SÜSLÜ KALEM

Bir zamanlar bir caddede kocaman bir apartman, apartmanda da bir daire varmış. İşte bu masalımda, o dairede oturan Başak’ın kalemini anlatacağım sizlere. Bir gün Başak’ın annesi ona bir kalem almış, masanın üstüne bırakmış. Bu kalem öyle güzelmişki sormayın. Üstü mavi yaldızlı bir boyayla boyalıymış. O yüzden de pırıl pırıl parlıyormuş. Sonra tepesine oturtulan kalem başlığı da çok güzelmiş. Renk renk bir sürü tüyden meydana gelmişmiş bu kalem başlığı.

Süslü güzel kalem masaya konunca çevresine şöyle bir bakınmış, sonra da yüzünü buruşturmuş, “Benim gibi güzel bir kalem, tahta bir masaya değil, altın masaya yakışırdı. Ya şu sandalye. . Aman ne çirkin. . O da tahtadan. Karyola, kitaplık, herşey herşey tahta” diye bağırmış. Onun sözlerini duyan masanın canı sıkılmış “Evet” demiş hepimiz tahtadan, daha doğrusu bir ağacın odunundan yapıldık. Ama sen de aynı şeyden yapıldın, unutma” deyince, süslü kalem öfkeyle yeniden bağırmaya başlamış : “Kim ben mi odundan yapıldım. Kıskançlığından ne söylediğini bilmiyorsun sen. Şu üstümdeki yaldızlı mavi giysiye bakın, ya tüylerim. Renk renk tüylerim” Süslü külem bağırmasına devam edecekmiş, ama bu kez sandalye sözünü kesmiş, “Bunlar sonradan eklenmiş sana. Sen de bizim gibi, bir ağacın odunundan yapıldın” demiş. kendini beğenmiş kalem, tam ağzını açıp bir şeyler söyleyecekmiş ki, Başak içeri girmiş. kalemi görünce de, “Aman ne güzel kalem” deyip, masasının başına oturmuş. Sonra da defterini çıkarıp ödevini yazmaya koyulmuş. Kendini beğenmiş kalem bembeyaz sayfalara yazdıklarını görünce, şaşkınlıktan neredeyse tepesindeki tüyleri dökecekmiş. Neden mi? Çünkü Başak, ona, “Ağaçtan, masa, sandalye, kalem, kağıt yapılır. Ağaçtan yapılan bu şeylerin hepsi de birbirinden yararlıdır” diye yazdırıyormuş. Kalem, o zaman, biraz önce küçümsediği masanın sandalyenin, kitaplığın kardeşleri olduğunu anlayıp, utancından “çıt” diye kırılmış.
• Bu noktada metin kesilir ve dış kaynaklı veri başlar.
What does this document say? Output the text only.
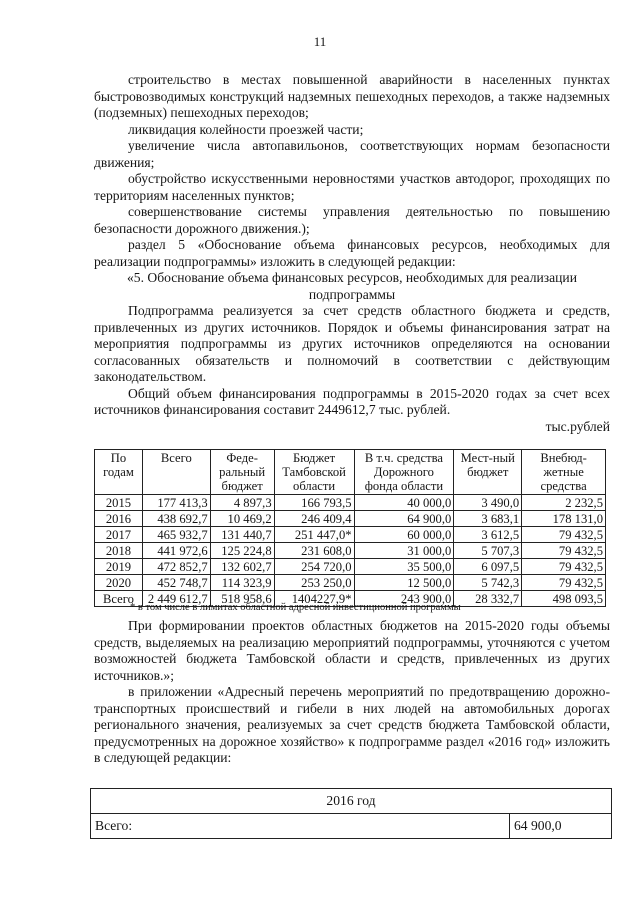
11

строительство в местах повышенной аварийности в населенных пунктах быстровозводимых конструкций надземных пешеходных переходов, а также надземных (подземных) пешеходных переходов;

ликвидация колейности проезжей части;

увеличение числа автопавильонов, соответствующих нормам безопасности движения;

обустройство искусственными неровностями участков автодорог, проходящих по территориям населенных пунктов;

совершенствование системы управления деятельностью по повышению безопасности дорожного движения.);

раздел 5 «Обоснование объема финансовых ресурсов, необходимых для реализации подпрограммы» изложить в следующей редакции:

«5. Обоснование объема финансовых ресурсов, необходимых для реализации подпрограммы

Подпрограмма реализуется за счет средств областного бюджета и средств, привлеченных из других источников. Порядок и объемы финансирования затрат на мероприятия подпрограммы из других источников определяются на основании согласованных обязательств и полномочий в соответствии с действующим законодательством.

Общий объем финансирования подпрограммы в 2015-2020 годах за счет всех источников финансирования составит 2449612,7 тыс. рублей.

тыс.рублей

По годам	Всего	Феде-ральный бюджет	Бюджет Тамбовской области	В т.ч. средства Дорожного фонда области	Мест-ный бюджет	Внебюд-жетные средства
2015	177 413,3	4 897,3	166 793,5	40 000,0	3 490,0	2 232,5
2016	438 692,7	10 469,2	246 409,4	64 900,0	3 683,1	178 131,0
2017	465 932,7	131 440,7	251 447,0*	60 000,0	3 612,5	79 432,5
2018	441 972,6	125 224,8	231 608,0	31 000,0	5 707,3	79 432,5
2019	472 852,7	132 602,7	254 720,0	35 500,0	6 097,5	79 432,5
2020	452 748,7	114 323,9	253 250,0	12 500,0	5 742,3	79 432,5
Всего	2 449 612,7	518 958,6	1404227,9*	243 900,0	28 332,7	498 093,5
* в том числе в лимитах областной адресной инвестиционной программы

При формировании проектов областных бюджетов на 2015-2020 годы объемы средств, выделяемых на реализацию мероприятий подпрограммы, уточняются с учетом возможностей бюджета Тамбовской области и средств, привлеченных из других источников.»;

в приложении «Адресный перечень мероприятий по предотвращению дорожно-транспортных происшествий и гибели в них людей на автомобильных дорогах регионального значения, реализуемых за счет средств бюджета Тамбовской области, предусмотренных на дорожное хозяйство» к подпрограмме раздел «2016 год» изложить в следующей редакции:

2016 год
Всего:	64 900,0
Başak, “Hay allah ucu kırıldı. Dur gidip kalemtıraşımı alıp geleyim” diye odadan çıkmış. O zaman süslü kalem utanarak masadan, sandalyeden ve kitaptan özür dilemiş. Masa, “Gerçeği görmene sevindik kalem kardeş, önemli olan dış görünüş değildir. Yararlı olmaktır. Biz hepimiz Başak’a elimizden geldiğince yararlı olmaya çalışıyoruz. Üstündeki süsler olmasa da Başak seni severdi. Çünkü seninle yazabiliyor, bir şeyler öğrenebiliyor” demiş. .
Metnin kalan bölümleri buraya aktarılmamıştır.